From: Amitkumar Karwar <akarwar@marvell.com>
To: Brian Norris <briannorris@chromium.org>
CC: "linux-wireless@vger.kernel.org" <linux-wireless@vger.kernel.org>,
        "Cathy Luo" <cluo@marvell.com>,
        Nishant Sarmukadam <nishants@marvell.com>,
        "rajatja@google.com" <rajatja@google.com>,
        "dmitry.torokhov@gmail.com" <dmitry.torokhov@gmail.com>,
        Ganapathi Bhat <gbhat@marvell.com>
Subject: Re: [PATCH] mwifiex: fix kernel crash after shutdown command timeout
Date: Wed, 15 Mar 2017 14:10:59 +0000
Message-ID: <6e50b96fbc2b43bab43a08d7a3f6307d@SC-EXCH04.marvell.com> (sfid-20170315_151145_713289_7D5D9AA2)
References: <1487942964-3193-1-git-send-email-akarwar@marvell.com>
 <20170314183306.GA55602@google.com>
In-Reply-To: <20170314183306.GA55602@google.com>
Content-Type: text/plain; charset="us-ascii"
MIME-Version: 1.0
Sender: linux-wireless-owner@vger.kernel.org

> From: Brian Norris [mailto:briannorris@chromium.org]
> Sent: Wednesday, March 15, 2017 12:03 AM
> To: Amitkumar Karwar
> Cc: linux-wireless@vger.kernel.org; Cathy Luo; Nishant Sarmukadam;
> rajatja@google.com; dmitry.torokhov@gmail.com
> Subject: [EXT] Re: [PATCH] mwifiex: fix kernel crash after shutdown
> command timeout
>  
> On Fri, Feb 24, 2017 at 06:59:24PM +0530, Amitkumar Karwar wrote:
> > We observed a SHUTDOWN command timeout during reboot stress test due
> > to a corner case firmware bug.
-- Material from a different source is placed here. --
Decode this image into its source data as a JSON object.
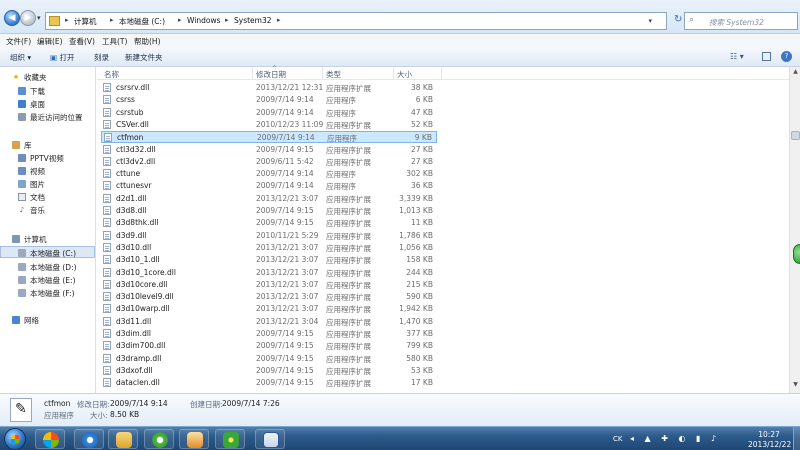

It leads to use-after-free on adapter
> > structure pointer and crash.
> >
> > We already have a cancel_work_sync() call in teardown thread. This
> > issue is fixed by having this call just before mwifiex_remove_card().
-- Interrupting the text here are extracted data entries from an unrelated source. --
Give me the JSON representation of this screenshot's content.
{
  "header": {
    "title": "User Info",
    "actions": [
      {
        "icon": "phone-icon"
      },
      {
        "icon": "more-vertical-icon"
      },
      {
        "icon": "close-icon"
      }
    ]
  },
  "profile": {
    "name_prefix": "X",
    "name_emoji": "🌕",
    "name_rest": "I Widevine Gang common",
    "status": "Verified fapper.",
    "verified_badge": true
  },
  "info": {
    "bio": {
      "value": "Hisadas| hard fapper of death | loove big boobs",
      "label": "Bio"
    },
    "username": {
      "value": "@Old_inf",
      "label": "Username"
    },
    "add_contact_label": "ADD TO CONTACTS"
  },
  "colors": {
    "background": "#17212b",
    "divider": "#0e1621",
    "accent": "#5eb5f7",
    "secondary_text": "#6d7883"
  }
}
> > At this point no further work will be scheduled.
> >
> > Signed-off-by: Amitkumar Karwar <akarwar@marvell.com>
> > Signed-off-by: Cathy Luo <cluo@marvell.com>
> 
> I'm testing this artificially by testing things like this concurrently:
> 
> rmmod mwifiex_pcie &
> cat /sys/kernel/debug/mwifiex/mlan0/device_dump
> 
> I'm using a 4.4-based kernel (plus quite a few backports) at the moment
> and I'm having problems (I can retest on upstream if really needed),
> and pretty sure this patch is buggy.
> 
> > ---
> >  drivers/net/wireless/marvell/mwifiex/pcie.c | 3 +--
> > drivers/net/wireless/marvell/mwifiex/sdio.c | 3 +--
> >  2 files changed, 2 insertions(+), 4 deletions(-)
> >
> > diff --git a/drivers/net/wireless/marvell/mwifiex/pcie.c
> > b/drivers/net/wireless/marvell/mwifiex/pcie.c
> > index a0d9180..f31c5ea 100644
> > --- a/drivers/net/wireless/marvell/mwifiex/pcie.c
> > +++ b/drivers/net/wireless/marvell/mwifiex/pcie.c
> > @@ -294,8 +294,6 @@ static void mwifiex_pcie_remove(struct pci_dev
> *pdev)
> >  	if (!adapter || !adapter->priv_num)
> >  		return;
> >
> > -	cancel_work_sync(&card->work);
> > -
> >  	reg = card->pcie.reg;
> >  	if (reg)
> >  		ret = mwifiex_read_reg(adapter, reg->fw_status,
> &fw_status); @@
> > -312,6 +310,7 @@ static void mwifiex_pcie_remove(struct pci_dev
> *pdev)
> >  		mwifiex_init_shutdown_fw(priv, MWIFIEX_FUNC_SHUTDOWN);
> >  	}
> >
> > +	cancel_work_sync(&card->work);
> 
> I don't think we want to move the cancellation to be this far; see the
> mwifiex_init_shutdown_fw() above! If I add a msleep(3000) below this,
> then run:
> 
>   rmmod mwifiex_pcie & sleep 0.5; cat
> /sys/kernel/debug/mwifiex/mlan0/device_dump
> 
> I can trigger an abort in mwifiex_pcie_rdwr_firmware(). The problem is
> that you still allow a command timeout + firmware dump worker to still
> race with the shutdown -- in this case, I think it's
> mwifiex_init_shutdown_fw() that's disabling the device.
> 
> I think the real solution is to, somewhere before we shutdown the
> firmware, *really* prevent any further work to be scheduled to &card-
> >work. Maybe that means adding another flag so that the worker will
> just abort quickly in that case? So it's something like:
> 
> 	card->worker_flags |= DONT_RUN_ANY_MORE;
> 	cancel_work_sync(&card->work);
> 
> 	... (this can be done either above the FIRMWARE_READY_PCIE
> 	check, or else you need to write a different version for
> 	FIRMWARE_READY_PCIE vs. !FIRMWARE_READY_PCIE) ... but definitely
> 	before mwifiex_init_shutdown_fw() ) ...
> 
> And in mwifiex_pcie_work():
> 
> 	if (card->worker_flags & DONT_RUN_ANY_MORE)
> 		return;
> 

Thanks for the review.
You are right. This can be cleanly fixed with a extra worker flag(DONT_RUN_ANY_MORE)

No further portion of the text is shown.